Allgemein, Ethik/Philosophie

Visionen vom Menschen (III)

Die folgenden Beiträge entstanden im Rahmen einer Unterrichtseinheit zur Anthropologie (Was ist der Mensch?) im Wahlpflichtkurs Philosophie der Klassenstufe 10. Die Beiträge werden auf Wunsch der Autor*innen anonym veröffentlicht. Teil 1 findet ihr hier. Teil 2 könnt ihr hier nachlesen.

Ich habe die Vision, dass der Mensch, jeder einzelne Mensch, in sein Leben hineingeboren wird, um einen ganz bestimmten Part in der Gesellschaft zu erfüllen: nämlich er*sie selbst zu sein.
Alle Menschen erleben in diesem Moment dieselbe Sekunde miteinander auf dem kostbaren Planeten Erde, dem einzigen Planeten, auf dem wir laut heutiger Kenntnis leben und überleben können.
Doch leider zerstören wir ihn, verbrauchen seine Ressourcen viel zu schnell, führen gegen ihn Krieg, verschmutzen ihn  und interessieren uns nur bedingt für seine „Gesundheit“, obwohl wir doch alle abhängig von seinem Zustand sind.
Warum interessieren wir uns nicht mehr für den Schutz unserer Erde? Warum interessiert uns das Leben nachfolgender Generationen nicht?
In meiner idealen Welt würde sich jeder Mensch dafür einsetzen, unseren Planeten zu bewahren, in Frieden zu leben und seine kostbare Zeit nicht (auch nicht im virtuellen Irgendwo) zu vergeuden.

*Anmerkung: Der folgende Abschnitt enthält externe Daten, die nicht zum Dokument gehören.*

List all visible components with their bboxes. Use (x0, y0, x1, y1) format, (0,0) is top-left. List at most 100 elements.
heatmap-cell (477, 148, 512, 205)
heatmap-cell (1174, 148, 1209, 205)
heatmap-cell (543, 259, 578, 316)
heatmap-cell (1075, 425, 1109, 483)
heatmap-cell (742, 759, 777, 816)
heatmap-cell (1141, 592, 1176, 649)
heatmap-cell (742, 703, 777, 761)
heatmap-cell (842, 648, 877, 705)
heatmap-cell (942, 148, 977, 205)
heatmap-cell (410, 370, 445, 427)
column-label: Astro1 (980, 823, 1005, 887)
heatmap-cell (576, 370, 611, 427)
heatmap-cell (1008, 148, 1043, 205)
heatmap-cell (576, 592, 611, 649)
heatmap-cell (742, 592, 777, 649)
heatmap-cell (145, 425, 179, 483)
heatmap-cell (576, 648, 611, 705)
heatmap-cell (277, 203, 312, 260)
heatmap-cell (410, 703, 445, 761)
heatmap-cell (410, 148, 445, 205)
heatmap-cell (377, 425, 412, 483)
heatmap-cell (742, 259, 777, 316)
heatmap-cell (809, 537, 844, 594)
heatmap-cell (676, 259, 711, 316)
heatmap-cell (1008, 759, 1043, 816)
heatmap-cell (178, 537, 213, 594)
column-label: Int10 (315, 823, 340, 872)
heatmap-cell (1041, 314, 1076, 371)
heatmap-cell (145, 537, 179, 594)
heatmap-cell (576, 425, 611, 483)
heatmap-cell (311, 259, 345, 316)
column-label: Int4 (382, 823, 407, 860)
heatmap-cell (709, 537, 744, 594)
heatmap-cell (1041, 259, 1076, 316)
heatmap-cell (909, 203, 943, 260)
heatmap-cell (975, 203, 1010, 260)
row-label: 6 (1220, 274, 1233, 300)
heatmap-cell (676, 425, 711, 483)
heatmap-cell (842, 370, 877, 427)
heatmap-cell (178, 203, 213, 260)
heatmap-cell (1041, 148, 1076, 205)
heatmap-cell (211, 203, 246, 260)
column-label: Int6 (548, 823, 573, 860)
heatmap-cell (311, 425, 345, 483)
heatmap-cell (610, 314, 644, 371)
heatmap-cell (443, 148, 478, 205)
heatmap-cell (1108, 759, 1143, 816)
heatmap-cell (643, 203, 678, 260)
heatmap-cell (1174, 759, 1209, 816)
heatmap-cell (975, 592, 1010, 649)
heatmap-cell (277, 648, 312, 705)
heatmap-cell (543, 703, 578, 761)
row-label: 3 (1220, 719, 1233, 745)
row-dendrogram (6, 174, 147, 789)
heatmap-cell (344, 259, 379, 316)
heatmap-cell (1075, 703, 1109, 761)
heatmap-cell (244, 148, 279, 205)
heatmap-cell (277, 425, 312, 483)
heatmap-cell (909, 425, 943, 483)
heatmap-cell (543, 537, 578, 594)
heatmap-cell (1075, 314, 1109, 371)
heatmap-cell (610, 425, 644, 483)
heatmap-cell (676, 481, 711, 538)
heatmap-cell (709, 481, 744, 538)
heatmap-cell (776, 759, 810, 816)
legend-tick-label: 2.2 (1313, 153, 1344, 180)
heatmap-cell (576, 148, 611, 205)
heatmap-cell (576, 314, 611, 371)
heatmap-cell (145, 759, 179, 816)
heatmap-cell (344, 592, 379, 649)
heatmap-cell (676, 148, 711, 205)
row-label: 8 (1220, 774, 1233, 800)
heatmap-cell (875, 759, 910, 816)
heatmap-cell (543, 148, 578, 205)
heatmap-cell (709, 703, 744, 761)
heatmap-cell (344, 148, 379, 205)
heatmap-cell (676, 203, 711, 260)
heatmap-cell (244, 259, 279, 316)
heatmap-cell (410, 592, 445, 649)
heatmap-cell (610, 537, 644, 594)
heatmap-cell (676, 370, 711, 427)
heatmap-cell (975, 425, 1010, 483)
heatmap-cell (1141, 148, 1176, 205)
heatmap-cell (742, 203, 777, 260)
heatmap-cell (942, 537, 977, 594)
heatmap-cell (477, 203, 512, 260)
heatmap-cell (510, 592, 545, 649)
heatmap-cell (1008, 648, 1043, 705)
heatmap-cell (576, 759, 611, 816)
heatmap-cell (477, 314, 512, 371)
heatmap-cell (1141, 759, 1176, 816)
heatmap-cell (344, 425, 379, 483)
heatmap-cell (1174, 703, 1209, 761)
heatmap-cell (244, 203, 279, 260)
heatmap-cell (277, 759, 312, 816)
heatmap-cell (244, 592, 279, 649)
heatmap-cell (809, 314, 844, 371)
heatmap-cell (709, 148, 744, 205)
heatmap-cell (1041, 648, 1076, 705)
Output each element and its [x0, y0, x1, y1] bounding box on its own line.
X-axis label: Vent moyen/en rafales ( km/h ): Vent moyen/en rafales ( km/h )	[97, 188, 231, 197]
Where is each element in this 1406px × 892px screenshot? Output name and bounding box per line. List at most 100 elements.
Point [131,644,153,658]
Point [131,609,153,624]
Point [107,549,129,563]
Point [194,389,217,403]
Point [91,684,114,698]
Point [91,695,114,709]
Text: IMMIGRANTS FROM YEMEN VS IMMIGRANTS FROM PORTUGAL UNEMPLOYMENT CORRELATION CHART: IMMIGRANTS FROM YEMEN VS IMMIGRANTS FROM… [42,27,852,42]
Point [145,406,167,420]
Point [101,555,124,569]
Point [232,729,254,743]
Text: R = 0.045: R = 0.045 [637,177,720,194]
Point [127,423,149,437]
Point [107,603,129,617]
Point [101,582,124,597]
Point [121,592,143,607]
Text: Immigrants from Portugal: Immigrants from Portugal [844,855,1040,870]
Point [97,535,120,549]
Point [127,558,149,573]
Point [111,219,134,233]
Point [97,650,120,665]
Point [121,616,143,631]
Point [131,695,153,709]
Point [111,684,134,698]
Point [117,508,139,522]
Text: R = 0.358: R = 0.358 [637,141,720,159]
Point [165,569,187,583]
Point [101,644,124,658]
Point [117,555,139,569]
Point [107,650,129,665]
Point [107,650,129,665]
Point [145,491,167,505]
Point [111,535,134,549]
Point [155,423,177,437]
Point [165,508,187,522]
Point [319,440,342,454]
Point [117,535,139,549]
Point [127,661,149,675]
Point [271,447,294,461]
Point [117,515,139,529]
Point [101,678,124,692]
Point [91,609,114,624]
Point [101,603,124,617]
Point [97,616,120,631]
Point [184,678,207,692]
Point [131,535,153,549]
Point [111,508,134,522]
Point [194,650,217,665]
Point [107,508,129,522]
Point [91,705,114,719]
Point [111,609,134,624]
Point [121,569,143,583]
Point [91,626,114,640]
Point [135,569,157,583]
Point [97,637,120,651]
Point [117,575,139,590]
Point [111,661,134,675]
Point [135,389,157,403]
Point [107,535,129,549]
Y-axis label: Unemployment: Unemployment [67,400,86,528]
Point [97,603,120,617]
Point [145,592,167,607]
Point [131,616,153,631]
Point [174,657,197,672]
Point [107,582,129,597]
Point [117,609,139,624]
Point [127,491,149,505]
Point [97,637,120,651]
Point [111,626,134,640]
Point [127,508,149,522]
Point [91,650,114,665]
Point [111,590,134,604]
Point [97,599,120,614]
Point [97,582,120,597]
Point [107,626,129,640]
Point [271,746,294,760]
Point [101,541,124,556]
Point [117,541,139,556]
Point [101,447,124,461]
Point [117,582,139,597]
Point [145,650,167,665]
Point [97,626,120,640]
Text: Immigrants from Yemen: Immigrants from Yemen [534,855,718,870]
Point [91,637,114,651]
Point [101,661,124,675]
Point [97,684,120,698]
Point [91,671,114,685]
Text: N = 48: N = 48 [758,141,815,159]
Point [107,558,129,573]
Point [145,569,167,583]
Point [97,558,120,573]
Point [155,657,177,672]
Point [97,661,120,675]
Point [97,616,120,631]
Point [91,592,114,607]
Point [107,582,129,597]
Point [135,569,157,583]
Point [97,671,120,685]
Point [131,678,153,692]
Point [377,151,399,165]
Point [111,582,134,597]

Ich habe eine Vision von dem perfekten Menschen, er*sie ist immer freundlich, weltoffen und zuvorkommend. Wie sähe unsere Welt aus mit lauter solch perfekten Menschen? Gäbe es wirklich kein Leid und keinen Hass mehr?
Wieso hat der Mensch überhaupt schlechte Eigenschaften, die unser sonst friedliches Zusammenleben beeinflussen? Ich bin leider nicht in der Lage, diese Frage zu beantworten, vielleicht weil ich selbst Mensch bin und diese schlechten Eigenschaften vertrete. Vielleicht gibt es aber auch keine Antwort auf diese spezielle Frage.
Ich habe eine Vision und träume davon, dass wir Menschen selbstreflektierter und uns bewusst werden, dass unsere Taten Verletzungen bei anderen anrichten können.
Ich denke, eine perfekte Welt ist für uns Menschen, so wie wir sind, unerreichbar. Dennoch sollten wir anfangen, uns zumindest verbessern zu wollen. Wir müssen nur anfangen, die Fehler auch bei uns selbst zu suchen und nicht nur immer bei den anderen.
Jede*r einzelne von uns ist dabei unerlässlich.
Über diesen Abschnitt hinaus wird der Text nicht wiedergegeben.